“The number-one key to success of employees is the hiring process.”
Aviation is a dynamic industry comprised of millions of aviation professionals, thousands of pieces of equipment, and an intricate web of highways in the sky and taxiways on the ground used to safely transport passengers and cargo from Point A to B. In the name of convenience and time saved, there will always be a need and desire for air transportation.
Subject to complex governmental regulation and heavily tied to global economics, the aviation industry often experiences periods of sheer mania or depressive panic. Emerging from one of the most financially challenging periods of its history, many aviation organizations expect some hiring in 2013 and beyond. The Bureau of Labor Statistics reports, hiring will be greatest for pilots, ground handling personnel, aerospace engineers, and mechanics.
With razor-thin profit margins, hiring the right person for the right job at the right time has never been more important. Experts state, failed training, poor job performance, or pre-mature termination or departure of an employee can equal large financial losses in the long term.

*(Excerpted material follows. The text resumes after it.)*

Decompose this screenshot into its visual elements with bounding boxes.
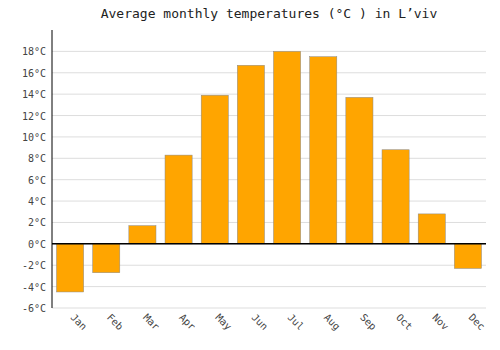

Today’s hiring process differs significantly from years past. According to the Air Line Pilots Association, in the pursuit of leaner operating budgets, aviation organizations have reduced or eliminated some popular employment screening tools including background checks, psychological tests, technical skill evaluations, medical exams, telephone interviews, and written knowledge tests. Without some of these tools available, evaluation of applicants becomes an even more complex process.
So how do you find this Mr. or Ms. Perfect that will meet all the needs and wants of the organization as well as remain with the company for a long period of time as a highly motivated and productive employee? What steps can you utilize to make sure that you find the most qualified applicant and obtain the best return on investment (ROI)?
* Set Standards: Create a list of requirements and determine which are “must haves” and which are negotiable. This will include regulatory requirements and characteristics desired by the organization and your customers. Once standards have been established, you should evaluate your applicants with these standards in mind.
* Evaluate Professionalism: Professionalism is a broad concept encompassing character, desire to learn, motivation, honesty, accountability, reliability, organizational skills, teamwork, and situational awareness to name a few. Determining an applicant’s level of professionalism in itself can be difficult but necessary as part of a comprehensive applicant assessment. Personal references, motor vehicle drivers reports, criminal history, in-person or telephone interviews to evaluate communication skills, scenario-based evaluation or skills tests to observe teamwork and organizational skills, and employment history can paint an applicant’s “big picture.” Putting all these small pieces together can yield a reasonable assumption of what performance you can expect of an applicant.
* Size-Up Motivation: Aviation organizations spend a great amount of time and money training employees to meet minimum standards. It may take months or even years of productive employment to recoup this investment. If an applicant is using an organization as a “filler job” until he/she can obtain something better or obtaining specific training just to seek employment elsewhere, the organizational will not benefit from the investment.
Furthermore, for some positions such as pilots and flight attendants, it is important to separate those that view the industry as a lifestyle and pursuit of passion from those that view it as just a job and source of a paycheck. It is desirable to hire applicants that seek more than just extrinsic rewards in the form of compensation or benefits.
Understanding an applicant’s motivation and why he/she wants to work for your organization will ensure that training resources are not frivolously spent.
* Try them Out: Whenever possible, observing the applicant in the real-world environment is advisable. Though barriers such as regulations, required training, security clearances, and/or potential for physical harm or inefficiency may prevent this, performing a “test run” with an applicant may be the best way to determine if he/she will be successful. A day-on-the-job, temporary position, internship, or hiring through an approved program with regular site visits allows your organization to observe an applicant’s work methods and attitudes before a permanent position is offered.
There is no perfect aviation industry employee out there. For what one applicant will lack in technical skills or experience, he/she will make up for in motivation and professionalism. Likewise, an applicant may be technically overqualified but lack soft-skills such as effective communication or situational awareness that is vital to success in a customer service-based industry like aviation. By utilizing the steps above, you can efficiently and effectively sift through the applicant pool by comparing the applicant’s experience to the job standards, evaluating the possibility of success through evaluation of professionalism and level of motivation, and finally whenever possible observing the applicant in the real-world aviation environment. Staying ahead of the game by forecasting hiring needs, and filling those needs before you reach a state of despair, as well as working hard to keep those highly motivated and highly productive employees that you already have will result in smooth skies ahead.
Jennifer Shamsy has spent over 20 years in the aviation industry. Her interests lie in the human factor – the thousands of people that live and breath jet fuel every day and make the airline industry more than a job – a family.